Revista Cultura y Ocio
Limpio en el cine, y es fantástico. Puedo recoger toneladas de basura en un breve período de tiempo. Basura en las salas, en sus salas. Comida y bebida pegajosa, a medio deglutir. Lo mejor es el poco respeto que la gente muestra por sí misma. ¿Por qué recoger sus propios desechos si pueden dejarlos caer donde minutos antes gozaban sentados y en trance? ¿Es que no piensan venir al cine nunca más? ¿Es que ellos mismos quisieran volver a esta sala y situar sus lipidosos culos sobre montones de palomitas caídos de bocas ajenas? ¿Toquetear con sus manos los perfumados líquidos que otros ellos abandonaron? No, pero es que para eso están los chicos. A la gente le gusta que recojan su inmundicia; les hace sentir poderosos por un día. Esa es nuestra función.
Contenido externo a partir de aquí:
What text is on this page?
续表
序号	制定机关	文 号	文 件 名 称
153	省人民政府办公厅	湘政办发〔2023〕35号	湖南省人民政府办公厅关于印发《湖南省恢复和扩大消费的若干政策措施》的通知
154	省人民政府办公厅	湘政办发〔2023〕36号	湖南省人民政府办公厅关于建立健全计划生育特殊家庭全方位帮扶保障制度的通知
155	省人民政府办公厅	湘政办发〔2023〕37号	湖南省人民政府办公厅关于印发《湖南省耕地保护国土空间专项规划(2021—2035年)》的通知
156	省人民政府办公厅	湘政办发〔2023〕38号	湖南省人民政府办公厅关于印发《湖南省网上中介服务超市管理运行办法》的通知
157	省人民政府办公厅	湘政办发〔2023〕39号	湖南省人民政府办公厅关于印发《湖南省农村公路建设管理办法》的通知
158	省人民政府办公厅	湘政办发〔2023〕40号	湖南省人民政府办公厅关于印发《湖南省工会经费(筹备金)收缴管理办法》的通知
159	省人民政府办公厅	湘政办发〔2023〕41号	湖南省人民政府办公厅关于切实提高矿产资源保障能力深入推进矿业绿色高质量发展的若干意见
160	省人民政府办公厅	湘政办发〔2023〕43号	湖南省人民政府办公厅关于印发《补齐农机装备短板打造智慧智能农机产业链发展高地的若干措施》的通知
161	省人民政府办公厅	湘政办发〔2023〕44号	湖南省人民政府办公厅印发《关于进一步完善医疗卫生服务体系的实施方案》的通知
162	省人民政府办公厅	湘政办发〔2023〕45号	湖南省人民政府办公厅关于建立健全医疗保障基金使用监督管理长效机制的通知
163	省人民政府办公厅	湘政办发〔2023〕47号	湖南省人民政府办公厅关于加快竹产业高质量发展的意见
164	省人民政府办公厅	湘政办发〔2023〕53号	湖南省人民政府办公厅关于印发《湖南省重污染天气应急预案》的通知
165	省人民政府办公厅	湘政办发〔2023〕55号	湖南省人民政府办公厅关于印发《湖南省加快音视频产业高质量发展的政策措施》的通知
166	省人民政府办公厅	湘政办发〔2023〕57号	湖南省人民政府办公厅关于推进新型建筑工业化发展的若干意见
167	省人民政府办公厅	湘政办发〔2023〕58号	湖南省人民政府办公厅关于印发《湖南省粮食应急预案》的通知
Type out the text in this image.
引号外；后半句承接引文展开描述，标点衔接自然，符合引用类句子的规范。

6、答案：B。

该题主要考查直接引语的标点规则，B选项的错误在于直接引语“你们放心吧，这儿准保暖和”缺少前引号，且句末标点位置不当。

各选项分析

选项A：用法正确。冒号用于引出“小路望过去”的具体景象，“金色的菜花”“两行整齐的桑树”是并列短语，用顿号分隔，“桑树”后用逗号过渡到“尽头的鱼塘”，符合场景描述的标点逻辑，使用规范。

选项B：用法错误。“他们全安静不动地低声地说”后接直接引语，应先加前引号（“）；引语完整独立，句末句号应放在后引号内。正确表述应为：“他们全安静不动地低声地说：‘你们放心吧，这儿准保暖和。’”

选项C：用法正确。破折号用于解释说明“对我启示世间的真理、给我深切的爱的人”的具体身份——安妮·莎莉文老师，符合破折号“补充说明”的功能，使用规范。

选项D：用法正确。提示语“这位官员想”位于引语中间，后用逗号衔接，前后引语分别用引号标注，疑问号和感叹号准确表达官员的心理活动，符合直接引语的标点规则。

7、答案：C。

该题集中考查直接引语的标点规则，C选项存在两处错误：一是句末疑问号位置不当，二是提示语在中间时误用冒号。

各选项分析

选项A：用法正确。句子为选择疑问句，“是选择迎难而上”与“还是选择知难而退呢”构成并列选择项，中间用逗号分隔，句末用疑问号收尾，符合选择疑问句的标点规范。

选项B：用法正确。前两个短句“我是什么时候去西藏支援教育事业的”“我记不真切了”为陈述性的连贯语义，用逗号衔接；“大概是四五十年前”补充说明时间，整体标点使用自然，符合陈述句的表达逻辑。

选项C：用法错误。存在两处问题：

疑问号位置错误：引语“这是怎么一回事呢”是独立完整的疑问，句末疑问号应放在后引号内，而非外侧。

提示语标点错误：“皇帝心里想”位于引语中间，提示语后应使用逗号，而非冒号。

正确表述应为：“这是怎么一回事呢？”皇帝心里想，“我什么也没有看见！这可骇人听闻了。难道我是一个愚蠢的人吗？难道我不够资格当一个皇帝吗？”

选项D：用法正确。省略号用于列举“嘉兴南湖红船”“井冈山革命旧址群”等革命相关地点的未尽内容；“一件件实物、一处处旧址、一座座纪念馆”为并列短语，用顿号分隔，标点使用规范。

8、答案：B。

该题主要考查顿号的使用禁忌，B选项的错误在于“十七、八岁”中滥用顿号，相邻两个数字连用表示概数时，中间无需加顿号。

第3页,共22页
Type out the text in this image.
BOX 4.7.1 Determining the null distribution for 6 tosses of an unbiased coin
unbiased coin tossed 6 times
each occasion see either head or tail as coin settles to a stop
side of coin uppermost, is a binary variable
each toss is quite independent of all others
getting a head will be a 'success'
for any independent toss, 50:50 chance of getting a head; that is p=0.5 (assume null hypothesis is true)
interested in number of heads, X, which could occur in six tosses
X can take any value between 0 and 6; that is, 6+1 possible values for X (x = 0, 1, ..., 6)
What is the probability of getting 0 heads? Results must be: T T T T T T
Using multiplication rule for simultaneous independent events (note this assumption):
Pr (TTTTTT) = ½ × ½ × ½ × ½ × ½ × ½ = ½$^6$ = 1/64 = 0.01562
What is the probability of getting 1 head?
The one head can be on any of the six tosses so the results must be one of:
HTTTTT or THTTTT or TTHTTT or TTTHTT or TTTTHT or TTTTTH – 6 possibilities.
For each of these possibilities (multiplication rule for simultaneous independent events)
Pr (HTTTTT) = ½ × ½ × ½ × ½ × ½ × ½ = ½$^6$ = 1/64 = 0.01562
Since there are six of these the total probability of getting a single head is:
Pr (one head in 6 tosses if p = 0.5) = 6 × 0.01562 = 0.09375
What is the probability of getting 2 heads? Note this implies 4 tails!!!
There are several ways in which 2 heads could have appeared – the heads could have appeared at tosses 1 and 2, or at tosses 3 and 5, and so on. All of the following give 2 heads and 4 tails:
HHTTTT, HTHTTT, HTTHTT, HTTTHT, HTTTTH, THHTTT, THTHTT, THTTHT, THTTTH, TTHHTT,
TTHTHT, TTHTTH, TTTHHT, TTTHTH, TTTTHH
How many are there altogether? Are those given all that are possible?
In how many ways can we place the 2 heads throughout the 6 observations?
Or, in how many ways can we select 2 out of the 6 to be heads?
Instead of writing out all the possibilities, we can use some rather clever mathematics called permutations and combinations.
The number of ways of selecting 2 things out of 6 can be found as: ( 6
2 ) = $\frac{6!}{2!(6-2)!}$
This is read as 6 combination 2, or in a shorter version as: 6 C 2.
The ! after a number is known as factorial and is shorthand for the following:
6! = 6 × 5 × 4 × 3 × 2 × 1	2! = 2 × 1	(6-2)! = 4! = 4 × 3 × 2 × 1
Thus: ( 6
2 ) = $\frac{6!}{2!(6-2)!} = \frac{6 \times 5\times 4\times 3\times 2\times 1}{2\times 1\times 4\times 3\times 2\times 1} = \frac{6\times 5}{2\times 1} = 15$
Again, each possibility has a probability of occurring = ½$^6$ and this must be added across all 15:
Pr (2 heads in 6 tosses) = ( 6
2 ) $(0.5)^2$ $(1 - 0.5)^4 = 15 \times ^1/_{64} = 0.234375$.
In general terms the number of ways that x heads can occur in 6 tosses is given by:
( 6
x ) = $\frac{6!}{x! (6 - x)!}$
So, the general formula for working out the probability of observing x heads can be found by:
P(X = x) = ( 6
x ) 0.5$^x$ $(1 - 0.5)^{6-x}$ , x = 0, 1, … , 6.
Así pues, cuando la soberana masa evacua la sala, abandonado zoco caliente rico en olores y texturas, entro yo a limpiar. Enfrentado a Goliath sin ser un David no puedo salir victorioso, y debo correr y sudar para recoger a tiempo los kilos y kilos de basura que la buena gente ha olvidado a su paso, en filosófico reflejo -permítanme pensar- de su propia contingencia y descomposición. El otro día escuché que alguien me daba las gracias, y pensé que eso estaba bien, que le reconociesen a uno que hace algo bueno, con cierto deje de vergüenza en la voz incluso, de vergüenza ante esa humanidad que respeta y se respeta tan poco. Respondí con un sonoro a usted y buenas noches, mas cuando alcé la vista del mar de mierda para observar por medio segundo a mi interlocutor vi que el tal no existía: el traidor se dirigía a alguna oreja importante al otro lado del móvil, mientras con la gracia de la costumbre depositaba, en precario equilibrio, sus palomitas sobre cualquier sitio.